Affectionnant les dynamiques collectives, elle a cofondé la plateforme curatoriale HEIWATA, basée entre Paris, Mexico et Toronto, et participe à l’atelier d’écriture queer et féministe How to SupPRESS Universty Writing mené par Émilie Noteris. Récemment, elle a collaboré avec l’AICA International, le CNEAI, le Palais de Tokyo et la Cité Internationale des arts à Paris. Depuis 2019, elle enseigne le commissariat d’exposition à l’Université Paris 1 Panthéon-Sorbonne.

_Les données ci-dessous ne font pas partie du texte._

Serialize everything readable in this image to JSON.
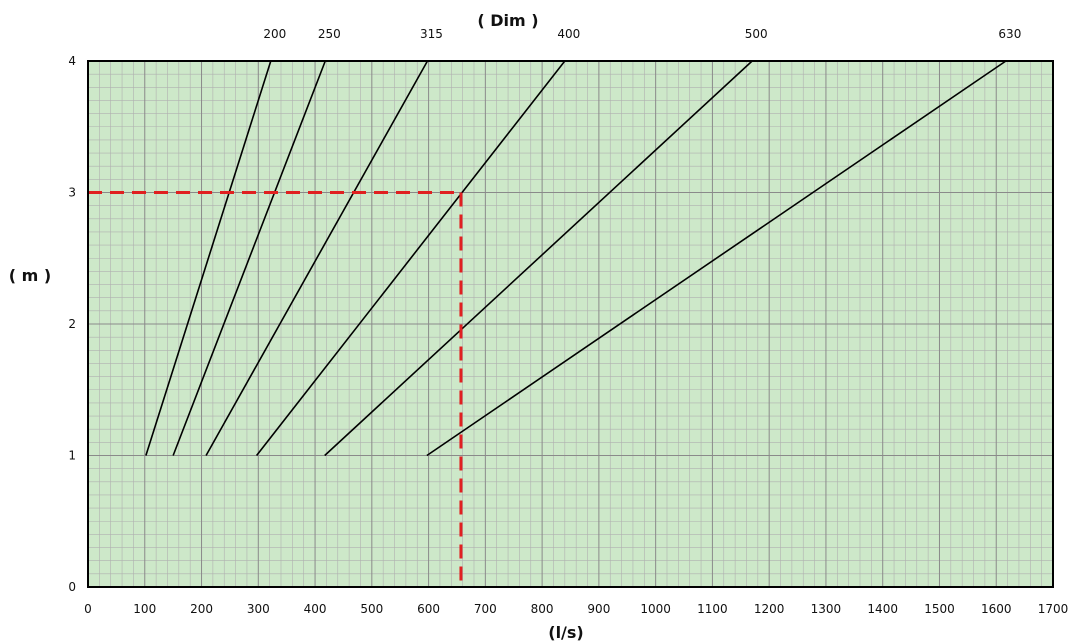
{
  "chart_data": {
    "type": "line",
    "title": "( Dim )",
    "xlabel": "(l/s)",
    "ylabel": "( m )",
    "xlim": [
      0,
      1700
    ],
    "ylim": [
      0,
      4
    ],
    "x_ticks": [
      "0",
      "100",
      "200",
      "300",
      "400",
      "500",
      "600",
      "700",
      "800",
      "900",
      "1000",
      "1100",
      "1200",
      "1300",
      "1400",
      "1500",
      "1600",
      "1700"
    ],
    "y_ticks": [
      "0",
      "1",
      "2",
      "3",
      "4"
    ],
    "grid": true,
    "colors": {
      "background": "#cde8c9",
      "major_grid": "#8a8a8a",
      "minor_grid": "#b0b0b0",
      "line": "#000000",
      "marker": "#e02020"
    },
    "series": [
      {
        "name": "200",
        "points": [
          [
            102,
            1
          ],
          [
            322,
            4
          ]
        ]
      },
      {
        "name": "250",
        "points": [
          [
            150,
            1
          ],
          [
            418,
            4
          ]
        ]
      },
      {
        "name": "315",
        "points": [
          [
            208,
            1
          ],
          [
            598,
            4
          ]
        ]
      },
      {
        "name": "400",
        "points": [
          [
            297,
            1
          ],
          [
            840,
            4
          ]
        ]
      },
      {
        "name": "500",
        "points": [
          [
            417,
            1
          ],
          [
            1170,
            4
          ]
        ]
      },
      {
        "name": "630",
        "points": [
          [
            597,
            1
          ],
          [
            1617,
            4
          ]
        ]
      }
    ],
    "annotation": {
      "style": "dashed",
      "color": "#e02020",
      "x": 657,
      "y": 3
    }
  }
}
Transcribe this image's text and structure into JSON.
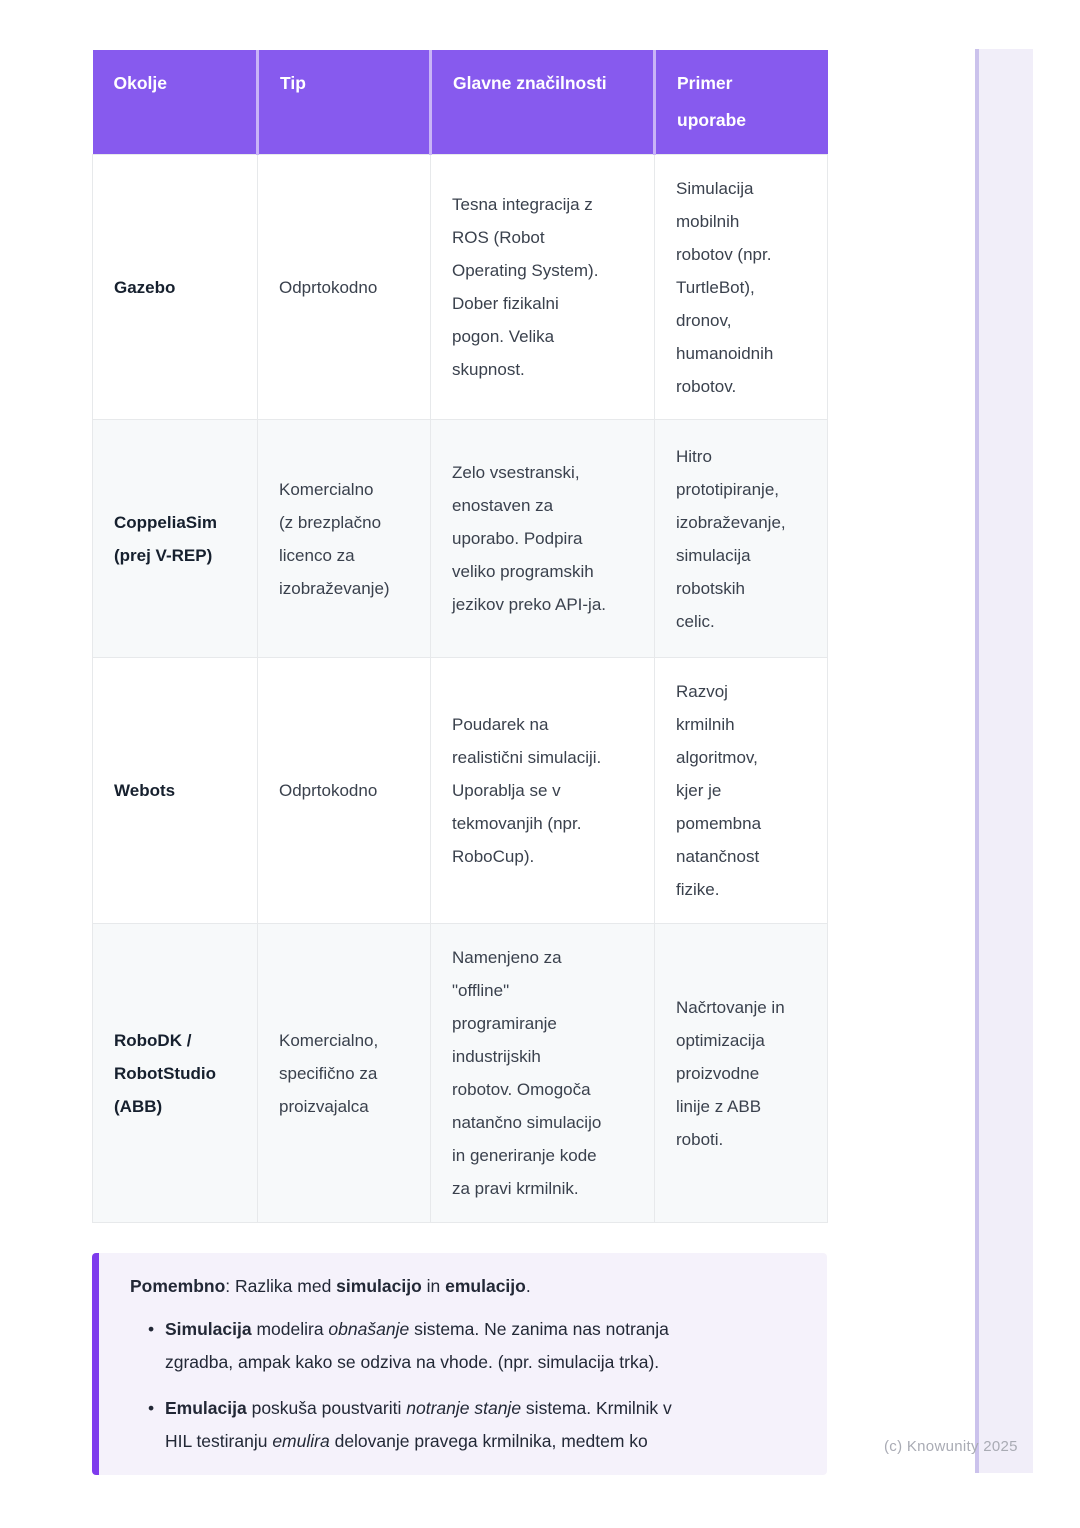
{
  "theme": {
    "header_purple": "#875AEE",
    "callout_border_purple": "#7E3BED",
    "callout_background": "#F5F2FB",
    "row_alt_background": "#F7F9FA",
    "table_border": "#E7E9EB",
    "side_strip_background": "#F1EEF9",
    "side_strip_border": "#CBC2EC",
    "watermark_gray": "#A9ABB4"
  },
  "table": {
    "headers": [
      "Okolje",
      "Tip",
      "Glavne značilnosti",
      "Primer\nuporabe"
    ],
    "rows": [
      [
        "Gazebo",
        "Odprtokodno",
        "Tesna integracija z\nROS (Robot\nOperating System).\nDober fizikalni\npogon. Velika\nskupnost.",
        "Simulacija\nmobilnih\nrobotov (npr.\nTurtleBot),\ndronov,\nhumanoidnih\nrobotov."
      ],
      [
        "CoppeliaSim\n(prej V-REP)",
        "Komercialno\n(z brezplačno\nlicenco za\nizobraževanje)",
        "Zelo vsestranski,\nenostaven za\nuporabo. Podpira\nveliko programskih\njezikov preko API-ja.",
        "Hitro\nprototipiranje,\nizobraževanje,\nsimulacija\nrobotskih\ncelic."
      ],
      [
        "Webots",
        "Odprtokodno",
        "Poudarek na\nrealistični simulaciji.\nUporablja se v\ntekmovanjih (npr.\nRoboCup).",
        "Razvoj\nkrmilnih\nalgoritmov,\nkjer je\npomembna\nnatančnost\nfizike."
      ],
      [
        "RoboDK /\nRobotStudio\n(ABB)",
        "Komercialno,\nspecifično za\nproizvajalca",
        "Namenjeno za\n\"offline\"\nprogramiranje\nindustrijskih\nrobotov. Omogoča\nnatančno simulacijo\nin generiranje kode\nza pravi krmilnik.",
        "Načrtovanje in\noptimizacija\nproizvodne\nlinije z ABB\nroboti."
      ]
    ]
  },
  "callout": {
    "title": [
      {
        "t": "Pomembno",
        "b": 1
      },
      {
        "t": ": Razlika med "
      },
      {
        "t": "simulacijo",
        "b": 1
      },
      {
        "t": " in "
      },
      {
        "t": "emulacijo",
        "b": 1
      },
      {
        "t": "."
      }
    ],
    "bullets": [
      [
        {
          "t": "Simulacija",
          "b": 1
        },
        {
          "t": " modelira "
        },
        {
          "t": "obnašanje",
          "i": 1
        },
        {
          "t": " sistema. Ne zanima nas notranja\nzgradba, ampak kako se odziva na vhode. (npr. simulacija trka)."
        }
      ],
      [
        {
          "t": "Emulacija",
          "b": 1
        },
        {
          "t": " poskuša poustvariti "
        },
        {
          "t": "notranje stanje",
          "i": 1
        },
        {
          "t": " sistema. Krmilnik v\nHIL testiranju "
        },
        {
          "t": "emulira",
          "i": 1
        },
        {
          "t": " delovanje pravega krmilnika, medtem ko"
        }
      ]
    ]
  },
  "watermark": "(c) Knowunity 2025"
}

Ses recherches portent sur les excès et les secrets de l’histoire de l’art en lien avec des sensibilités et des spiritualités ainsi que les études postcoloniales, de genre et féministes. Elle s’attache particulièrement aux mots, aux formes et aux gestes générés hors d’une pensée rationaliste : puisant dans des sources occultes et mystiques ; ou s’inspirant de flux affectifs, d’émotions et de la vie sentimentale. Des pratiques qui traversent souvent les questions de résistance, de lutte, de réparation, et de relation au vivant. Elle a ainsi développé des projets avec des artistes tels que Madison Bycroft, Julien Creuzet, Ad Minoliti, et Daniel Otero Torres, entre autres.

Déployant une conception holistique du commissariat, elle réfléchit également aux formes d’écritures sur l’art en déplaçant les registres critique, fictionnel et intime lors de collaborations, de performances et de créations radiophoniques.

Inspirée par les pédagogies radicales et engagées, elle commence une recherche sur le “travail émotionnel” à l'oeuvre dans les rôles de commissaire d'exposition, d'enseignante et de travailleuse de l’art.  

Au fil des rencontres et des projets, elle a développé un intérêt particulier pour les scènes artistiques des Amériques et des Caraïbes, Scandinave et d’Afrique du Sud.